Si nous transposons en France, nous pourrions considérer que le mouvement des Gilets Jaunes a beaucoup à voir avec ces manifestations civiles syriennes. Et le gouvernement français a répondu en usant également de la répression et de mesures « sociales », faibles. En Syrie, les civils continuent de s’exprimer, de contester, de réclamer le départ de Bachar El-Assad, et il y a des morts. En France, le mouvement des Gilets Jaunes est arrêté, notamment par des condamnations à l’emprisonnement. Les forces de l’ordre sont autorisées à être plus violentes, font usage d’armes non létales mais préjudiciables. C’est ici qu’il faut user d’uchronie : et si le mouvement des Gilets Jaunes s’était amplifié au point de… ? En 5 mois, le basculement vers les violences est acté.
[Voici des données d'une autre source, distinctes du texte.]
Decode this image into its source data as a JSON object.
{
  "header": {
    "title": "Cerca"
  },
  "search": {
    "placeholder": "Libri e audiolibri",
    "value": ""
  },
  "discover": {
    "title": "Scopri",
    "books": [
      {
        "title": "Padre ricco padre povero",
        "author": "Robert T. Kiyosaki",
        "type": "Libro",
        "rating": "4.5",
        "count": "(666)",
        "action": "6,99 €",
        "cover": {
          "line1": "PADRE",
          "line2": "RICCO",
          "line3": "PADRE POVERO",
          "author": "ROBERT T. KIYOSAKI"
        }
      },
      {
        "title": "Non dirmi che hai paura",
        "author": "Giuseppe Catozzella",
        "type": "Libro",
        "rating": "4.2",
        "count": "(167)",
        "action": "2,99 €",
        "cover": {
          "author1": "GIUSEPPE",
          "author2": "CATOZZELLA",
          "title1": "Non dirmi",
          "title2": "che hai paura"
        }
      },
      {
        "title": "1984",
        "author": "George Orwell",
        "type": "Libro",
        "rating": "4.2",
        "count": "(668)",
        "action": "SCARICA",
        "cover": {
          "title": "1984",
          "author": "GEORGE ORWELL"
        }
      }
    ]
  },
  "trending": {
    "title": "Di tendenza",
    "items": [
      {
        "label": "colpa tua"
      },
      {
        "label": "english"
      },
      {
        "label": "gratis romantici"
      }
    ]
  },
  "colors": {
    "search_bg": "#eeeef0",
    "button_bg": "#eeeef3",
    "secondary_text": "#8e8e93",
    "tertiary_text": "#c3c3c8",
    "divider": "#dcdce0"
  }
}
Des civils sont tués, tuent des policiers, l’armée intervient. Et en France, avec des faits comparables, qu’aurait fait le gouvernement ? la police et l’armée ? A l’été, des citoyens engagés dans la rébellion, dans la région de Jabal al-Zawiya, profitent de la proximité avec la frontière turque pour se réfugier dans ce pays. Et si des Français avaient passé la frontière, belge, allemande ? Des soldats (professionnels) désertent. En juillet, certains forment une nouvelle armée, contre celles de l’Etat syrien : « l’armée syrienne libre » – transposons, l’armée française libre. Un « conseil national syrien » est créé en octobre – transposons, un conseil national français, indépendant de tous les pouvoirs politiques institués, et ce depuis la Belgique, ou l’Allemagne, ou la Suisse, avec, pour objectif de coordonner les opposants et mener des opérations contre le régime. Qu’est-ce que le gouvernement en place en France dirait ? Des groupes d’opposition, en Syrie, sont crées : la Commission générale de la révolution syrienne (CGRS), avec 150 coordinations locales; les comités locaux de coordination qui regroupent des dizaines de coordinations locales; le Comité de coordination nationale pour le changement démocratique (CCNCD); l’organisation des Frères musulmans (une organisation qui considère avoir des milliers de martyrs assassinés par le père de Bachar El-Assad).

(1) à aucun moment, il ne s’agit par là de justifier les décisions ayant conduit cet Etat à commettre des crimes.